I’m reading about J.D. Salinger’s unflinching dedication to writing. During bombardments in the dank battlescape of WWII, he would never stop tapping away. He actually had a damn typewriter out there, with paper and ribbons and other necessary accessories, amidst the mounds of bodies and screams of maimed pals. Huddled under a table, his regiment under intense fire, his mellifluous stream of prose eroded the literary landscape unfettered.
That’s damn admirable. I don’t write for reasons like:
- A football game featuring a certain team is on the television.
- A light bulb has expired, requiring me to walk aimlessly around the unkempt aisles of Home Depot for hours.
- I’m tired.
- I’m hungry.
- I’m horny.
If someone was trying to kill me while I was crapping my pants in a bloody, rat-infested foxhole, I probably wouldn’t tap Evernote and hammer out some poesy. I’d just poop my pants some more and think about damn Twinkies, which may soon no longer exist.
I just turned 39, and I’ve decided to patch together a damn riotous midlife crisis. I plan to buy a Tesla, drive it to the damn Maserati dealer, and give it to a homeless guy on El Camino. I’ll then try to fail as a writer again, and I’ll be really original and move to Paris. Then I’ll write a book about it, another truly original act. As no American man has done before, I’ll fall in love with a hauntingly enchanting femme fatale and forsake all I know to let her systematically destroy my soul and financial health.
I’m reading about J.D. Salinger on a damn overpriced iPad Mini, on an airplane. Where he was leathery tough and unspoiled, I’m a soft fatty splotch on the veneer of modern comforts.
That said, I’m tougher than every damn young punk raised on the technology and services I cherish and appreciate.

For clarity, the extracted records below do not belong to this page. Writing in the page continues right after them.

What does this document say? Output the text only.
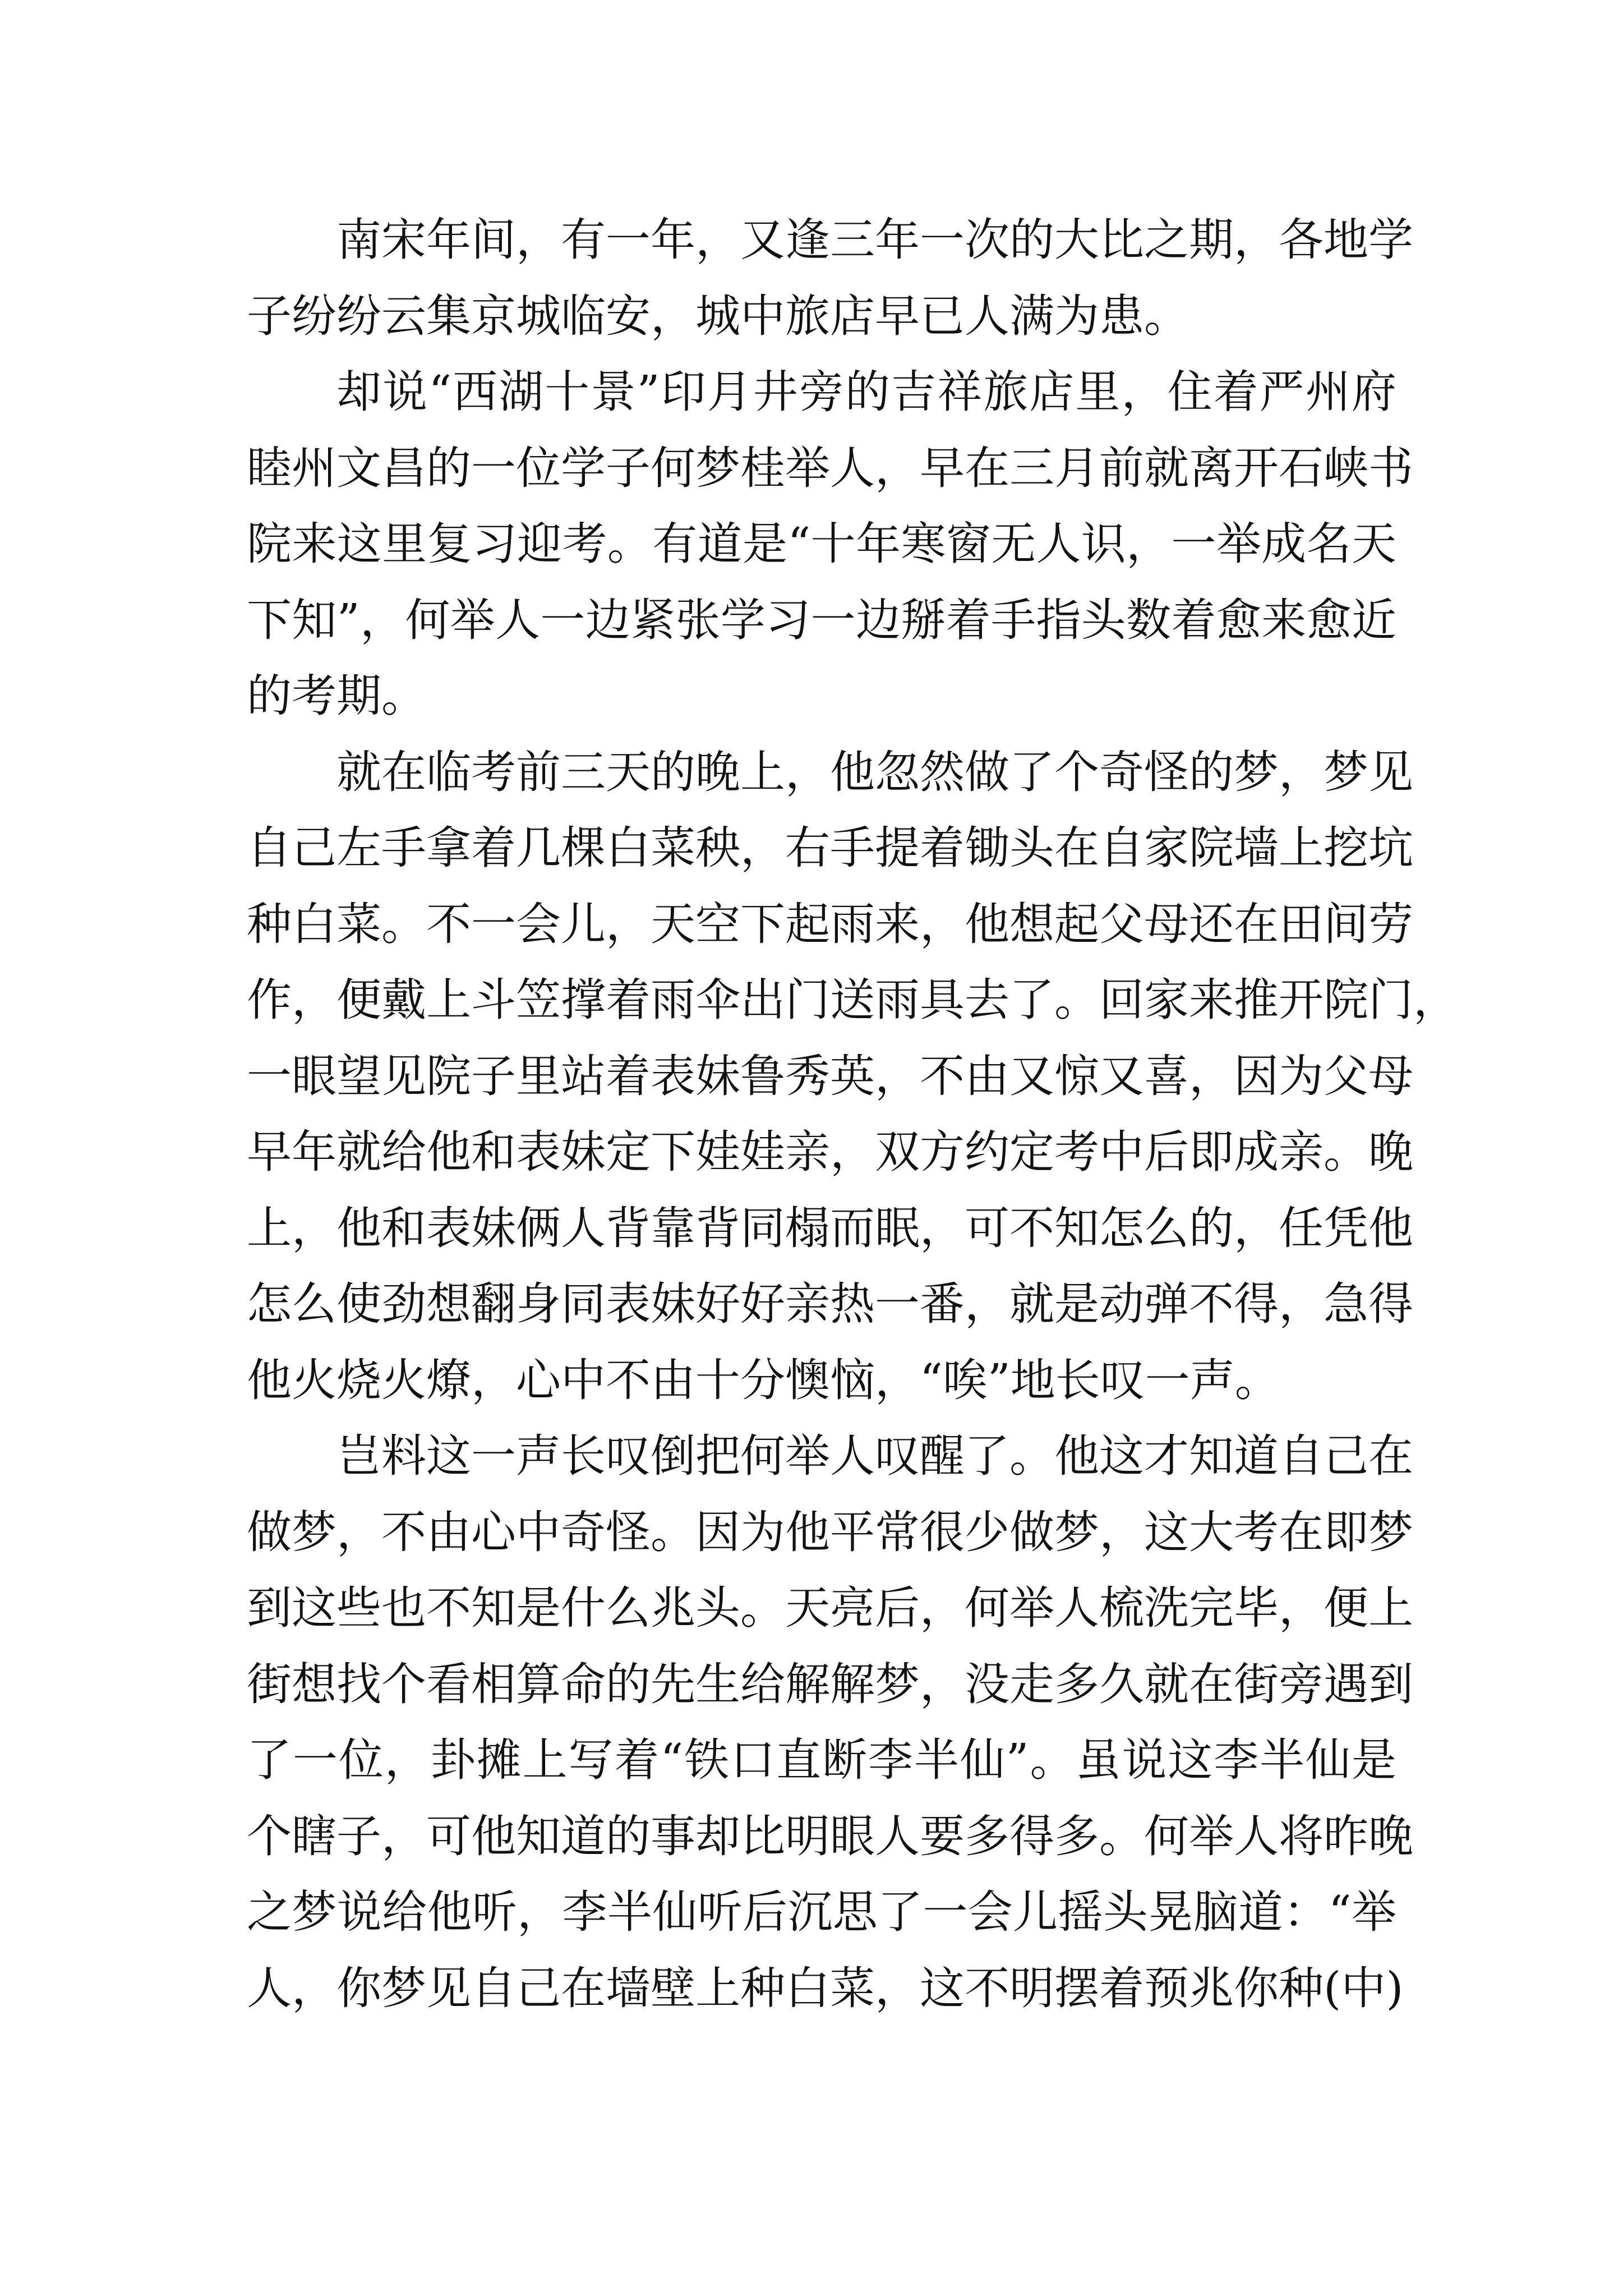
南宋年间，有一年，又逢三年一次的大比之期，各地学
子纷纷云集京城临安，城中旅店早已人满为患。
却说“西湖十景”印月井旁的吉祥旅店里，住着严州府
睦州文昌的一位学子何梦桂举人，早在三月前就离开石峡书
院来这里复习迎考。有道是“十年寒窗无人识，一举成名天
下知”，何举人一边紧张学习一边掰着手指头数着愈来愈近
的考期。
就在临考前三天的晚上，他忽然做了个奇怪的梦，梦见
自己左手拿着几棵白菜秧，右手提着锄头在自家院墙上挖坑
种白菜。不一会儿，天空下起雨来，他想起父母还在田间劳
作，便戴上斗笠撑着雨伞出门送雨具去了。回家来推开院门，
一眼望见院子里站着表妹鲁秀英，不由又惊又喜，因为父母
早年就给他和表妹定下娃娃亲，双方约定考中后即成亲。晚
上，他和表妹俩人背靠背同榻而眠，可不知怎么的，任凭他
怎么使劲想翻身同表妹好好亲热一番，就是动弹不得，急得
他火烧火燎，心中不由十分懊恼，“唉”地长叹一声。
岂料这一声长叹倒把何举人叹醒了。他这才知道自己在
做梦，不由心中奇怪。因为他平常很少做梦，这大考在即梦
到这些也不知是什么兆头。天亮后，何举人梳洗完毕，便上
街想找个看相算命的先生给解解梦，没走多久就在街旁遇到
了一位，卦摊上写着“铁口直断李半仙”。虽说这李半仙是
个瞎子，可他知道的事却比明眼人要多得多。何举人将昨晚
之梦说给他听，李半仙听后沉思了一会儿摇头晃脑道：“举
人，你梦见自己在墙壁上种白菜，这不明摆着预兆你种(中)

Every generation has said this about the following generation, but you’re all a bunch of spoiled chumps.
When I was 22, J.D. punched me in the gut with “A Perfect Day for Bananafish.” I read it as a book, on damn paper. The book smelled, as they do. It changed smells when Seymour shot himself in the head. The world has never smelled the same to me after that, ever. I’ve given up writing a little bit every day since. Jerome’s precision and mastery are simply demoralizing. Why even bother? Damn it.
Now you’ll have to excuse me. I’m going to sit my ass on my cozy couch in blinding suburbia, with my one and only girl (French femme fatales are such a cliché), and think about being somebody else, about being J.D. Salinger.
Not a bad little deal, this damn phoniness.